Querying athletes and results is expected to work for all sectors and disciplines. Querying races, however, is more difficult, since different types of races have their results rendered in different form on the FIS web site. fisdata is able to handle the results of many common types of races but it is expected to fail for some types that are not yet covered.

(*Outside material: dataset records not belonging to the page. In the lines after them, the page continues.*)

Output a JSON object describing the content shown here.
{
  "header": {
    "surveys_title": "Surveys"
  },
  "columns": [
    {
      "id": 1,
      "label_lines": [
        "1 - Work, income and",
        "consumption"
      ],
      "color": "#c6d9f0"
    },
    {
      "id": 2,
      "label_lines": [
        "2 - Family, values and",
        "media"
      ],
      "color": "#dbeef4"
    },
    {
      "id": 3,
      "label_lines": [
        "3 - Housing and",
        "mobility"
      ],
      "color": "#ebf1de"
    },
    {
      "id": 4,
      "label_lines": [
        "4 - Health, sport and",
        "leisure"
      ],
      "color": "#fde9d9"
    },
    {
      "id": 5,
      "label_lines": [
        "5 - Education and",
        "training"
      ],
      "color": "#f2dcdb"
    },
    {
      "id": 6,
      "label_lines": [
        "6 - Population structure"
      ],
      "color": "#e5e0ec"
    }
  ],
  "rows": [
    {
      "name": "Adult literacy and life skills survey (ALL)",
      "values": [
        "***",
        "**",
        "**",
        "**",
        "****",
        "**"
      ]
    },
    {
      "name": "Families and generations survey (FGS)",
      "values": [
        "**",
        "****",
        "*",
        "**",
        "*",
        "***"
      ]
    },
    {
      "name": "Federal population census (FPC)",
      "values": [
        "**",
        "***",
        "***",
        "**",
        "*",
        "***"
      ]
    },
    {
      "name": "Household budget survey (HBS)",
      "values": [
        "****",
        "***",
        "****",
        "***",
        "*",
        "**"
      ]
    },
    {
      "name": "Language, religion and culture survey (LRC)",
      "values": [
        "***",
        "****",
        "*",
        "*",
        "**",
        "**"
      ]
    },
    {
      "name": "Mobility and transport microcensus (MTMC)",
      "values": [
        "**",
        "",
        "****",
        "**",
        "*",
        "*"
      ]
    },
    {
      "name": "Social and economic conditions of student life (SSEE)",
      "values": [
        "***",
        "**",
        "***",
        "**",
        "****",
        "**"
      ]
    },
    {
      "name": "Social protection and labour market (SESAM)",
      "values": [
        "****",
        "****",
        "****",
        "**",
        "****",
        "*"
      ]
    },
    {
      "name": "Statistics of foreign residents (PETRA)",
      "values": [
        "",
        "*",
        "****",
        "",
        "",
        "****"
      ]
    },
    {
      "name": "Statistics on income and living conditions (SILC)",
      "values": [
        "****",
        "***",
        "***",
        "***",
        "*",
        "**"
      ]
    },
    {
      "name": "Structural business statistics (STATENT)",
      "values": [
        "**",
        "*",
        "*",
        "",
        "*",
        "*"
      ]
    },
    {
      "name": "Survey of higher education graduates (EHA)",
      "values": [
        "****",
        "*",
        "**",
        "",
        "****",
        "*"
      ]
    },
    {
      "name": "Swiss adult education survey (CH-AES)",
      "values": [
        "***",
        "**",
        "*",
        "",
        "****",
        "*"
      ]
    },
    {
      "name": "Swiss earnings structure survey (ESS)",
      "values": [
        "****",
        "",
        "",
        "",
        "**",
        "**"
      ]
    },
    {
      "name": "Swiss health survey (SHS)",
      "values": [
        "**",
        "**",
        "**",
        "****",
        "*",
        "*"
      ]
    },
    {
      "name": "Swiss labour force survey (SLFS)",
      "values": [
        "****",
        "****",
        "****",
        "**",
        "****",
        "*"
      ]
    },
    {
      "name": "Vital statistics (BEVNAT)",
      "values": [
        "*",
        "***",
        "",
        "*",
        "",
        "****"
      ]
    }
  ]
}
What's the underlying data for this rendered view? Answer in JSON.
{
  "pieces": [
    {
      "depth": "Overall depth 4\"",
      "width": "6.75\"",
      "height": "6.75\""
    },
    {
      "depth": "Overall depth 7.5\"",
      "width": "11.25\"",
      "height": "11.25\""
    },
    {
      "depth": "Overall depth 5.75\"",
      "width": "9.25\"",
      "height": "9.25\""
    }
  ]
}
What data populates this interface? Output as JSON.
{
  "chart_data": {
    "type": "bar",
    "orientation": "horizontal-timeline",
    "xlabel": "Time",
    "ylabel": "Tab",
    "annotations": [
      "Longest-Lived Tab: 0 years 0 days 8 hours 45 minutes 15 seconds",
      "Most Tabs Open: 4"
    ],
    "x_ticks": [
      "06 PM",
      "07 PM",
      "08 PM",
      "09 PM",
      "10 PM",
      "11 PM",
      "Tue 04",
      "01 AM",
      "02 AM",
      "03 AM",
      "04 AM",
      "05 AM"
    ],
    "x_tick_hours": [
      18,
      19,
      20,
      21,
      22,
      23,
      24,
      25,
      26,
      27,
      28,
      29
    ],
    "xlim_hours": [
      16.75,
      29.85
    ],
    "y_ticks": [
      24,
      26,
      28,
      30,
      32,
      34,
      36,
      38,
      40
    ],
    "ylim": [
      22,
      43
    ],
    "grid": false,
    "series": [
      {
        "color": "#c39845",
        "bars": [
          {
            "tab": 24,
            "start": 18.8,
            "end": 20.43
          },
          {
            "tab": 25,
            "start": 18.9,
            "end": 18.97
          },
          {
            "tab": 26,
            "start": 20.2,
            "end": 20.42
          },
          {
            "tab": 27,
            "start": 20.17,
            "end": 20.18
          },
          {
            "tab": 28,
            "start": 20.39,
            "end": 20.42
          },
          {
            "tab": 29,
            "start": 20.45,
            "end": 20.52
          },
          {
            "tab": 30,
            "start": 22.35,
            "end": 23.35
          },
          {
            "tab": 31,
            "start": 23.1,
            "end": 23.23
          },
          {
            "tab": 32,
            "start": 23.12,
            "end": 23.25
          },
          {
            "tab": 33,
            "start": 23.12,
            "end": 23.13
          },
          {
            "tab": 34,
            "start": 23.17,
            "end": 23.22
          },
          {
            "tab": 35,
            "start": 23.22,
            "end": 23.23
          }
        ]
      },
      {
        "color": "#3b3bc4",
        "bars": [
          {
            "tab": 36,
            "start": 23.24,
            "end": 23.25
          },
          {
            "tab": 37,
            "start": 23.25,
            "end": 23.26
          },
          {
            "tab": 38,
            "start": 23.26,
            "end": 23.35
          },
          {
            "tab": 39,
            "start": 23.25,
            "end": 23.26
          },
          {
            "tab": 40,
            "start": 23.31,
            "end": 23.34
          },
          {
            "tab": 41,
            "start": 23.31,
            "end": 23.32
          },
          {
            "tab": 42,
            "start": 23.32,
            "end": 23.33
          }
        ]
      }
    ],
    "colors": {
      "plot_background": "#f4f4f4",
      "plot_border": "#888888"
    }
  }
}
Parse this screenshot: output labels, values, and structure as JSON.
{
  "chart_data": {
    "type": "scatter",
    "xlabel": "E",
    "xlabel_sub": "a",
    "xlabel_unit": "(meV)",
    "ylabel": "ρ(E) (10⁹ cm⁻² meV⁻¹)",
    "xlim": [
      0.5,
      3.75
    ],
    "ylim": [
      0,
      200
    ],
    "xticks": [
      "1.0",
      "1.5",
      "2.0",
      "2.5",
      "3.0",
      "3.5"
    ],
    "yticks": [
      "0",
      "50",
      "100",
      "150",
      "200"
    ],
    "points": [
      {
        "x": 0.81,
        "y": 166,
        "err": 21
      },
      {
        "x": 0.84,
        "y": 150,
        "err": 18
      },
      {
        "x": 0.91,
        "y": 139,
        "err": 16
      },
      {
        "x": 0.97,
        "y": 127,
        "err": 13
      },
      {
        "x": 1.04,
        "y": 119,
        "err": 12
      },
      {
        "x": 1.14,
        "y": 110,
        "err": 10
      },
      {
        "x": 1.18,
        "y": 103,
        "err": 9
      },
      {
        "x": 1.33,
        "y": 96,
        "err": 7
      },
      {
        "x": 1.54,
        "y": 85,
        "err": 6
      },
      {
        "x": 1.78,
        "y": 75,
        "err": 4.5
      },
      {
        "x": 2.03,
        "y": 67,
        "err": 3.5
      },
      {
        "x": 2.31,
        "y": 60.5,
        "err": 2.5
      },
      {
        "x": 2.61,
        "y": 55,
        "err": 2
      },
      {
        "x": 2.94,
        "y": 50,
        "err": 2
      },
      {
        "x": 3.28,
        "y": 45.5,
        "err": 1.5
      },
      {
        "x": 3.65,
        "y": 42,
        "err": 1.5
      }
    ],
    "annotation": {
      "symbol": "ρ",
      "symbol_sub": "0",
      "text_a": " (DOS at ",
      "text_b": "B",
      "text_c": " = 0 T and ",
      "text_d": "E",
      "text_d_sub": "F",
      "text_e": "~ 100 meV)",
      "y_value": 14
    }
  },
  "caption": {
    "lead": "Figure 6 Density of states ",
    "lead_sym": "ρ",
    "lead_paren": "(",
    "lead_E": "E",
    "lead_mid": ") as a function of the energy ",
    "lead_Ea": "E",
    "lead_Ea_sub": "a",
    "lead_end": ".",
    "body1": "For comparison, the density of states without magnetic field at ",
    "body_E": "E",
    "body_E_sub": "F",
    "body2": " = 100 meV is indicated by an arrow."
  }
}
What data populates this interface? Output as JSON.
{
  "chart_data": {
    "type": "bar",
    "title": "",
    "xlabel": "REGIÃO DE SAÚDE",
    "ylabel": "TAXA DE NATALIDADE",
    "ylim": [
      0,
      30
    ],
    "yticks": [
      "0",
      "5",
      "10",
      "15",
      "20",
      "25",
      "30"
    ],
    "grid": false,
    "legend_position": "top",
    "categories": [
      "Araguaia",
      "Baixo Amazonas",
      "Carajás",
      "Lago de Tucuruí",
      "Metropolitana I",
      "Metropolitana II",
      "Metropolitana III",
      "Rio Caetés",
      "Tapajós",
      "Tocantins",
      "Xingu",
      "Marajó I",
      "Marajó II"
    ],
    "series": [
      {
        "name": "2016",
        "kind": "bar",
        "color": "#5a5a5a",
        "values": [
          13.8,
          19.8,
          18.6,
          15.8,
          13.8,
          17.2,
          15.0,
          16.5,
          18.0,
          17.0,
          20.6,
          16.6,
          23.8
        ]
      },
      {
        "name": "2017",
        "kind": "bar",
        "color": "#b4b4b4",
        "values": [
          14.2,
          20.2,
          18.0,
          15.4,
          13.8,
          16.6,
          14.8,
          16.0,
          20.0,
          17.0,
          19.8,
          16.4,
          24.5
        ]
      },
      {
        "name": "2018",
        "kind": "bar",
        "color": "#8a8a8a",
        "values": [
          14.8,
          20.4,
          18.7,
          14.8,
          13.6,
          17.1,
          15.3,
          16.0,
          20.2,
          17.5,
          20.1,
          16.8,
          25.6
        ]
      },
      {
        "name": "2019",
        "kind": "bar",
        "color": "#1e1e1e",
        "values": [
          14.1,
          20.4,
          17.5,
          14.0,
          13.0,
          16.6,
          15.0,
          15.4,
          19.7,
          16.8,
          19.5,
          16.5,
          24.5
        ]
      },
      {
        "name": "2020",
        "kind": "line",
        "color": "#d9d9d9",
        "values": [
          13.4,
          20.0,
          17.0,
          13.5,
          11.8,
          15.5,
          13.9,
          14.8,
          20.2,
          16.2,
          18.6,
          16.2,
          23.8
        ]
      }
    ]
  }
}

For example, it usually cannot handle team races:
query_athletes("von allmen", "franjo") %>%
query_results(category = "WSC") %>%
filter(discipline == "Team Combined") %>%
query_race()
#> Warning in query_race(.): ! The data contains some fields unknown to fisdata.
#> ℹ Affected column: 'name'
#> ! These columns might not be processed as expected.
#> Warning in process_race_column(name, race_df): NAs introduced by coercion
#> Warning in process_race_column(name, race_df): NAs introduced by coercion
#> Warning in process_race_column(name, race_df): NAs introduced by coercion
#> Error in `dplyr::as_tibble()`:
#> ! Column names `nation` and `time` must not be duplicated.
#> Use `.name_repair` to specify repair.
#> Caused by error in `repaired_names()`:
#> ! Names must be unique.
#> ✖ These names are duplicated:
#> * "nation" at locations 7 and 8.
#> * "time" at locations 9 and 10.